The main objective that helped navigate through the development process was to create a tool that is light-weight and robust but, at the same time, does not compromise a lot on the observed accuracy. During the research phase of this project, multiple recommended deep learning models were tested on the curated dataset, and MobileNet V1 was unanimously selected based on its performance, size requirements, and processing time. The core of this deep-learning-based tool is this pre-trained model and a custom secondary architecture.

Click here to access the fully trained model

How to use the API?

Clone this repository and download the fully trained model (https://drive.google.com/drive/folders/12iBeCIruhnmoVyBdOXMlYrn7SMRVc7zN?usp=sharing).
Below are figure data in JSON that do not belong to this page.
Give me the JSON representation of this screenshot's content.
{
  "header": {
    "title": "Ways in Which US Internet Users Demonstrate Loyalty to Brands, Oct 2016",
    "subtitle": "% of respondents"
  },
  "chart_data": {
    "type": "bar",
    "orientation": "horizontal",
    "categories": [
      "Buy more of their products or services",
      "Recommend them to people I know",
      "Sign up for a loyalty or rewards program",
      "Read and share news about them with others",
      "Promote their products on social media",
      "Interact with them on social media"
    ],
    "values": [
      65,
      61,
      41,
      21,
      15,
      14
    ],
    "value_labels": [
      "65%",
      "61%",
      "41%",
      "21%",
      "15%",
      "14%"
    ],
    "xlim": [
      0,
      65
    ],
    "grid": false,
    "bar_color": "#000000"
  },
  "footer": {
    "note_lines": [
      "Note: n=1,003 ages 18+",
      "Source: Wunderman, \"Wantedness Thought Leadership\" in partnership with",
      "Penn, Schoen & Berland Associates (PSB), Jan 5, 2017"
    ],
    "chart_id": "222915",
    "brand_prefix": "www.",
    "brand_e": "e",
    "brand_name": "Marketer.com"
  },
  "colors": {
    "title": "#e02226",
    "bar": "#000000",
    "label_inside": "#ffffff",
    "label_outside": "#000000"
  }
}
Specify the path to the model and your constants in the "constants_api.py" file, and use the following command in the terminal: curl -X POST -F image=@Test_A001.png "http://127.0.0.1:5000/predict" Where Test_A001.png is an image you want to test and "http://127.0.0.1:5000/predict" is where the API predict method is running.

Complete Technical Documentation

In order to read more about the tool, its background, and other intricacies, kindly visit this GitHub repository.

Preliminary Performance

Based on the curated dataset, after the training phase, the training accuracy was 98.90%, the training error was 0.0346, the validation accuracy was 96.43% and the validation loss was 0.1177.

Acceptable image extensions for input

This tool currently supports major image file extensions i.e. raster image files (JPEG/JPG, PNG, and GIF). Support for PSD, SVG and other vector image formats might come shortly.

Future Work

Integration with the abuse filter

Currently, this tool is under the testing stage. Once it passes this stage, it could be hooked on to the Abuse Filter tool at Wikimedia where it could preemptively flag an image that meets the profile of a content that should be filtered.

Image Annotation Tool

Currently, the label annotation tool developed by Wikimedia Labs helps users participate in the task of text annotation that helps with the training of intelligent wiki-tools based on Natural Language Processing. Future work would involve creating a similar tool that allows users to assign label(s) to images, which can then be used for bettering the image-recognition based tools (for example: this content filtration tool) at Wikimedia.

Video Content Filtration

Future versions of this tool could incorporate functionality that also accepts videos and assesses the percentage of unsafe content in them.

Categorization

This is subject to data availability. Deeper categories could be introduced (for example: why is a particular content marked unsafe?) or category-based tags could be assigned to each user input (for images that might have been marked unsafe for multiple reasons).